Truth be told, I consider their beliefs in the exact same way the perceive mine. They seem completely and utterly blind to anything other than their philosophical beliefs which they feel correspond with their scientific beliefs.

So, IMO, this is where that all popular term “tolerance” comes in, and let’s be honest...there really are only three options in the running that anyone takes seriously in regard to our origins. Those are philosophical naturalism, creation, and ID. We need to be “tolerant” of those who hold each view, and realize that they aren’t “evil” or “lying for Jesus”, but that due to their particular worldview, they seem to be “blinded” by any other interpretation. It appears we are all in the same boat, IMO. Materialists conclude that our blindness is due to ignorance or religious indoctrination, theists conclude that the materialists are blind to the truth due to their ignorance or rejection of theological truth and understanding. Then we have a whole array of those who fall somewhere in the middle and are so wishy washy that it’s hard telling what they believe, and I’m not sure they know themselves.

“Then, you simultaneously put for as an example of "good points to ponder" a rant from someone who clearly makes the same sort of argument. You can't have it both ways; are we supposed to take this guy seriously? If we are, why can the whole of science be dismissed with the same sort of bogus "scientists are immoral materialist" argument?”
Here’s the deal. Deace let lose with a heck of a rant, and while I don’t agree with everything he said...he makes some good points. Personally, I would have chosen to eliminate the overall tone of his rant. He might want to consider his last name and replace that D with a P.

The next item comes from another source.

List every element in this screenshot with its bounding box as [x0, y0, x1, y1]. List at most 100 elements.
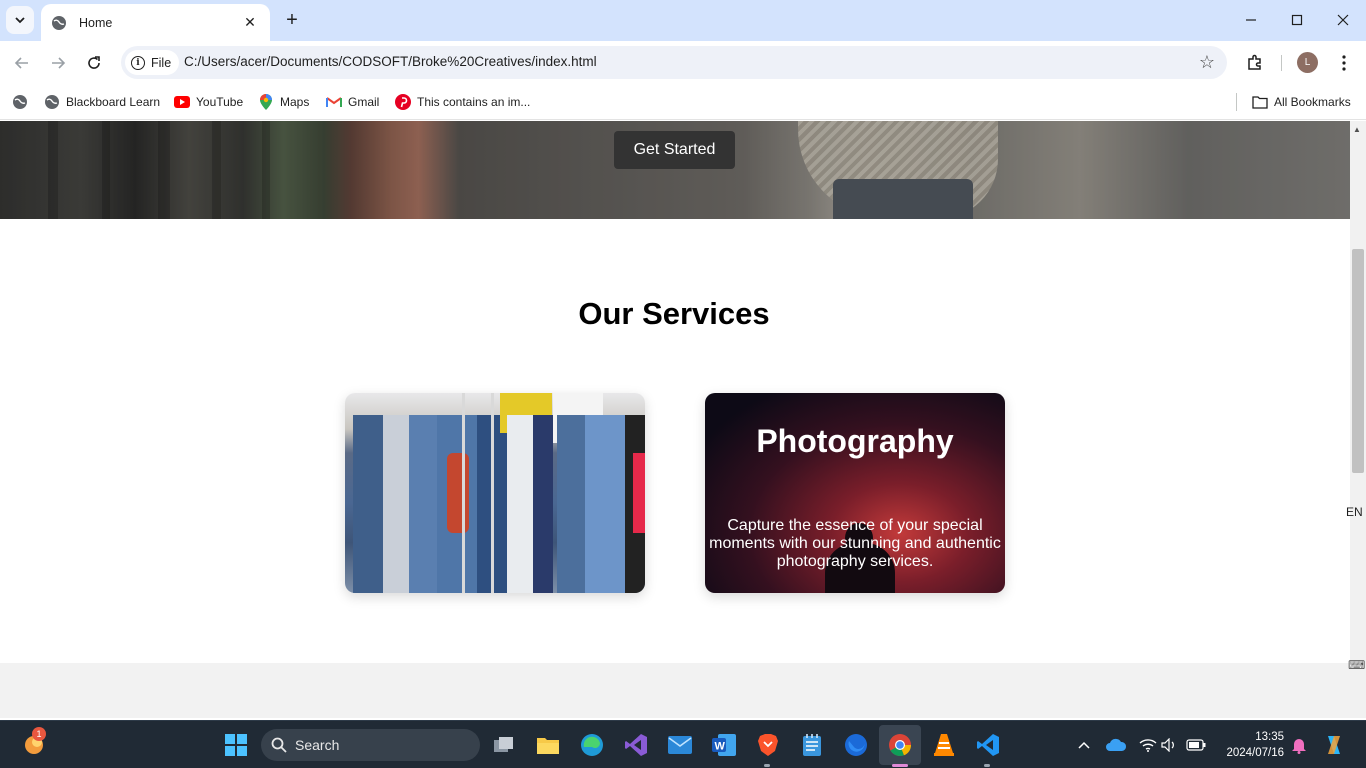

BUT, he makes some points that I’ve been thinking about recently, and his presentation in no different than that of numerous evolution blogs I read every day...in fact, it was quite tame compared to some. Sometimes, I think a mirror placed in a person’s face might help them realize how they are acting, how it feels, and the affect it has on their readers. Although, I don’t think all evolutionists and atheists are how Deace describes them, I do feel that are those who fit Deace’s description to a tee. They are a small, but very loud crowd that gets a lot of attention because of their megaphone’s and their attitudes. They are an intolerant group, and nothing good will come of their constant nasty confrontations with those who disagree with their opinions. Both sides have individuals like this, and I have no patience for them. They are accomplishing nothing other than creating intense hatred for their fellow man. There are ways to be firm and state your point without tearing people apart as individuals.

You asked, “Why can’t the whole of science be dismissed with the same sort of bogus “scientists are immoral materialists” argument?” Personally, I think that is an absurd question. Of course, no one would ever conceive of dismissing “the whole of science” because there are scientists who adhere to materialism. But, on the other hand, when we witness supporters of ID being blackballed in the scientific community because of their connection with ID, it doesn’t sit well. What the heck are we suppose to think? It would seem that anything that doesn’t fit within the materialistic paradigm is halted by the Darwin police. They have a monopoly on what can and cannot be considered in regard to the origin of life and how that may affect various fields of science.

In conclusion, I guess there will always be those who consider me to be willfully ignorant until I abide by their particular version of truth.